All of the data for CSE 150 can be found within the data4 packages in our GitHub group byuidatascience and on our Google Drive.

We have built multiple data sets that will help you answer the questions in the case studies. You should read the data description and look at the available files to find the files you need before you do too much data wrangling.

Repository details

These repositories are built using the DataPushR R package, and they have the following structure.

  • There is a data-raw folder that has varied file formats of the curated data. All data is the same, but they are stored in varied formats for use with different software and programming languages. this folder can have more data than is available in the R package.
  • Each of these repositories is stored as an R package and can be installed in R using devtools::install_github("byuidatascience/data4[NAME]"). If done, the data objects in the data folder will be available to the R user. We recommend using data4[NAME]:: structure to access the available data.
  • Each data set is documented with the data.md file in the repository and as a help file in R. You can find the data sources here.
  • There is an R script in the data-raw folder that documents what was done with the source data before it was created in the repository.

Case Study 2: Lego my data

You will be making your own data set from bags of LEGO in class or by using the virtual LEGO bags.

Case Study 3: What is normal about marathons?

This repository has marathon times for the majority of marathons in the US. It is largely various subsets of data from Wu’s data. One addition is the inclusion of spatial coordinates for the locations of some of the races.

Case Study 4: What is a healthy child?

This repository has varied height and weight measurements of children from various countries under the age of 2. Also, we have the WHO table of mean and standard deviation values for each day of age. This data can be used to teach about z-scores and the normal distribution.

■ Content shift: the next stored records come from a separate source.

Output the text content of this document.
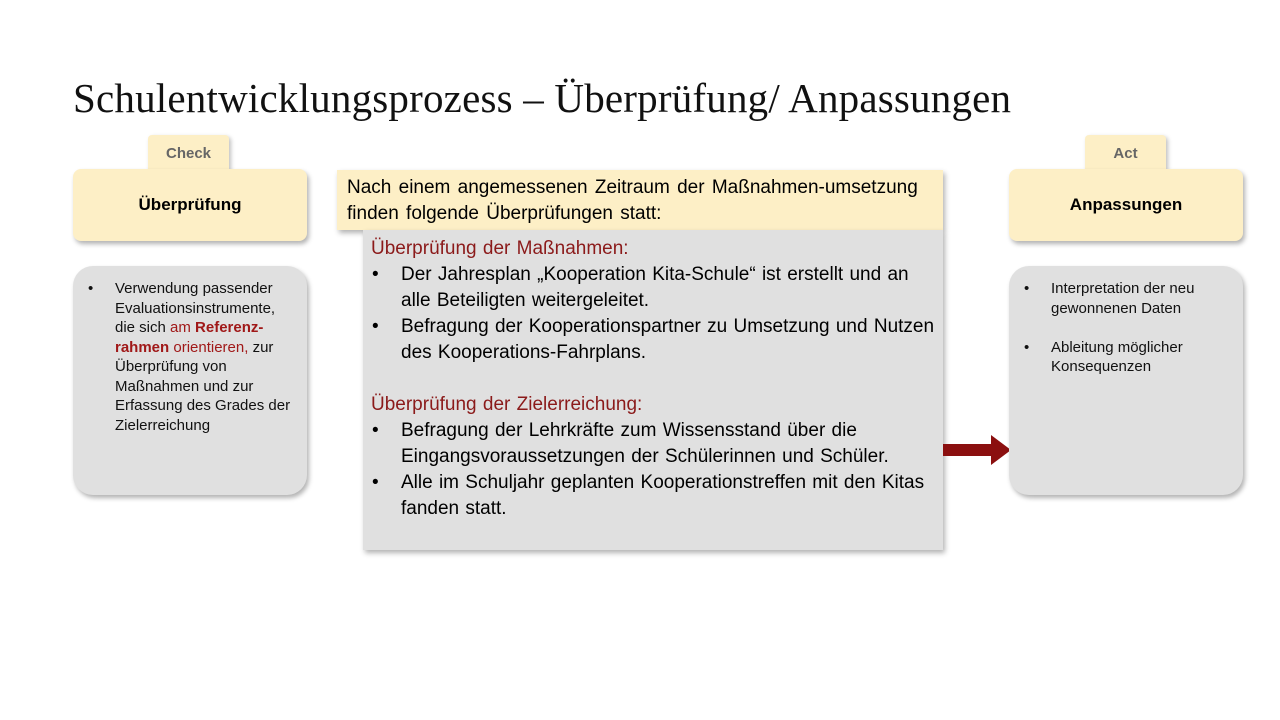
Schulentwicklungsprozess – Überprüfung/ Anpassungen
Check
Überprüfung
• Verwendung passender Evaluationsinstrumente, die sich am Referenz-rahmen orientieren, zur Überprüfung von Maßnahmen und zur Erfassung des Grades der Zielerreichung
Nach einem angemessenen Zeitraum der Maßnahmen-umsetzung finden folgende Überprüfungen statt:
Überprüfung der Maßnahmen:
• Der Jahresplan „Kooperation Kita-Schule“ ist erstellt und an alle Beteiligten weitergeleitet.
• Befragung der Kooperationspartner zu Umsetzung und Nutzen des Kooperations-Fahrplans.
Überprüfung der Zielerreichung:
• Befragung der Lehrkräfte zum Wissensstand über die Eingangsvoraussetzungen der Schülerinnen und Schüler.
• Alle im Schuljahr geplanten Kooperationstreffen mit den Kitas fanden statt.
Act
Anpassungen
• Interpretation der neu gewonnenen Daten
• Ableitung möglicher Konsequenzen
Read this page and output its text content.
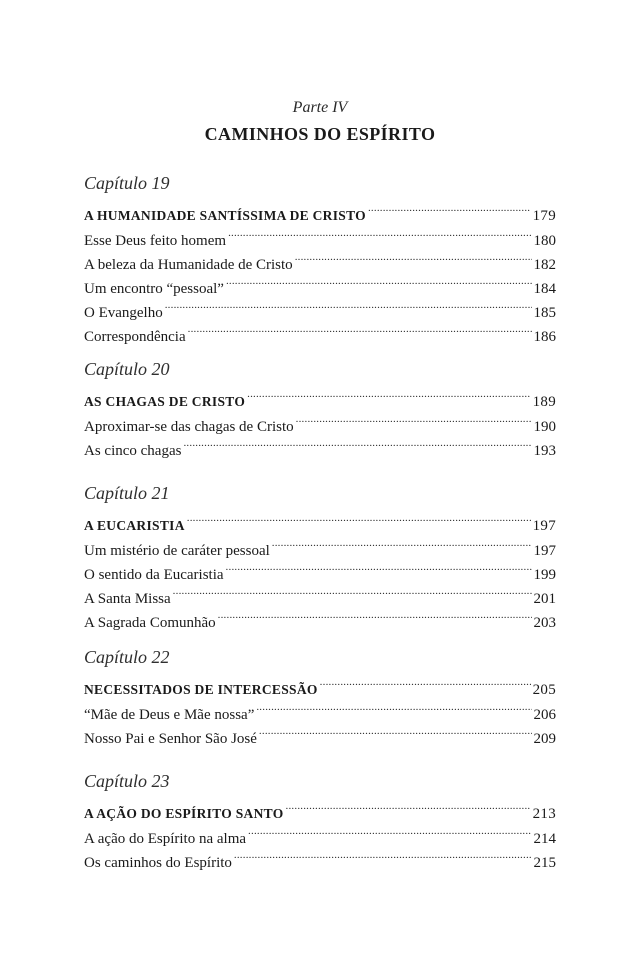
Parte IV
CAMINHOS DO ESPÍRITO
Capítulo 19
A HUMANIDADE SANTÍSSIMA DE CRISTO .....	179
Esse Deus feito homem .....	180
A beleza da Humanidade de Cristo .....	182
Um encontro “pessoal” .....	184
O Evangelho .....	185
Correspondência .....	186
Capítulo 20
AS CHAGAS DE CRISTO .....	189
Aproximar-se das chagas de Cristo .....	190
As cinco chagas .....	193
Capítulo 21
A EUCARISTIA .....	197
Um mistério de caráter pessoal .....	197
O sentido da Eucaristia .....	199
A Santa Missa .....	201
A Sagrada Comunhão .....	203
Capítulo 22
NECESSITADOS DE INTERCESSÃO .....	205
“Mãe de Deus e Mãe nossa” .....	206
Nosso Pai e Senhor São José .....	209
Capítulo 23
A AÇÃO DO ESPÍRITO SANTO .....	213
A ação do Espírito na alma .....	214
Os caminhos do Espírito .....	215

Case Study 5: Does your birthday make you better at sports?

This repository has the birthdates of many professional athletes. It also has the number of births by month and day of the month for the US and the varied athlete groups. This data can be used to teach about the Matthew Effect.

Case Study 6: Catch me, if you can?

The repository has varied data sets that can be used to teach about Benford’s law. They can be used to explain the Chi-Square Goodness of Fit process.

Case Study 7: Can you help me with my data problem?

This repository has tuberculosis data from the World Health Organization (WHO). It is messy by intention. This data can be used to teach tidy principles.